Mom and I stayed above the city in a cave in the side of Mount Mur for nearly a year before the Yi started to get interested in the flora and fauna of the foot hills. We didn’t know why they were coming our way. Maybe they’d run out of terrified people to eat. We weren’t sure that was the case. We still saw lights on in the city, Hart’s buildings weren’t all demolished. We saw trans coming and going – quickly, moving at escaping speeds and odd, off-grid angles into the clouds.
We weren’t so lucky as to have grabbed a trans, and with dad’s being smashed to bits, we’d had to use our legs. We think that’s what saved us in those early days of the invasion. We’d not been packed up in a herd, we weren’t clambering over anyone or out from underneath anyone.

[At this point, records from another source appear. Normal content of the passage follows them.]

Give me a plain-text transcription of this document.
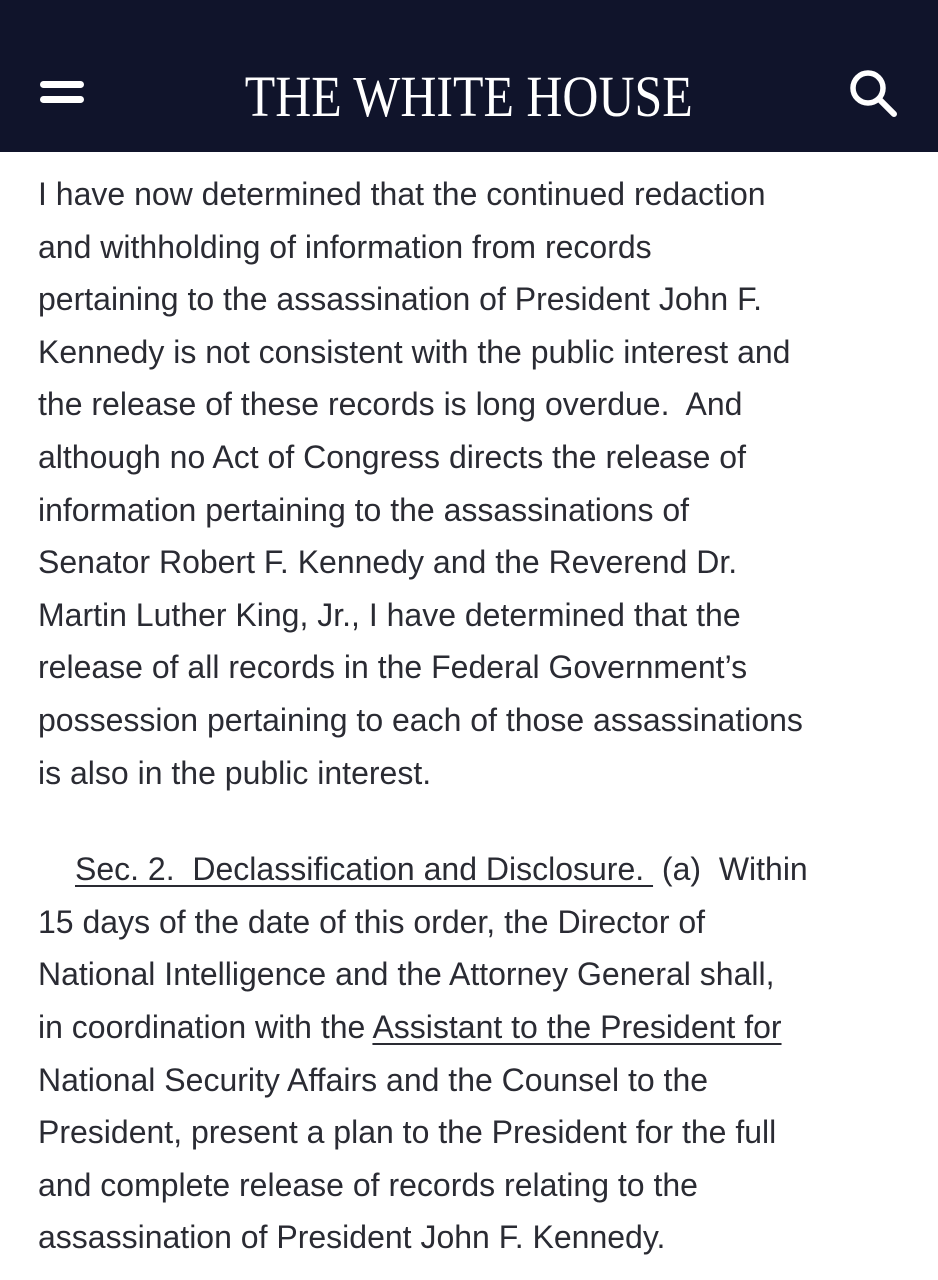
THE WHITE HOUSE
I have now determined that the continued redaction
and withholding of information from records
pertaining to the assassination of President John F.
Kennedy is not consistent with the public interest and
the release of these records is long overdue.  And
although no Act of Congress directs the release of
information pertaining to the assassinations of
Senator Robert F. Kennedy and the Reverend Dr.
Martin Luther King, Jr., I have determined that the
release of all records in the Federal Government’s
possession pertaining to each of those assassinations
is also in the public interest.
Sec. 2.  Declassification and Disclosure.  (a)  Within
15 days of the date of this order, the Director of
National Intelligence and the Attorney General shall,
in coordination with the Assistant to the President for
National Security Affairs and the Counsel to the
President, present a plan to the President for the full
and complete release of records relating to the
assassination of President John F. Kennedy.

I turned immediately from what was happening to Dad and ran inside for Mom. She was drunk at the window staring at one of the Yi ships that had come too close to the water, it was reflecting the sun like a mirror, so that when she said, “Look, Jardin, there are two suns” and shrugged her wine-slow shoulders, she was right. I grabbed her hand.
“Mom, we have to go now!”
I knew a way through the winding back platforms, down the side of the dock, through the torn fisher’s ship that Darnell was building (so slowly) into a restaurant, and then, into the field that ran parallel to the river. We disappeared there in the apler trees that bent this way and twisted that way and whose long, worried vines brushed our faces. Behind us screams mixing with pops of explosions, gushing and slurping sounds, crashing trans, and always the low, whispering echo of the Yi’s calling to each other, like hideous locust in a demonic painting.
Hush- hush, hush-hush. Hush-hush, hush-hush.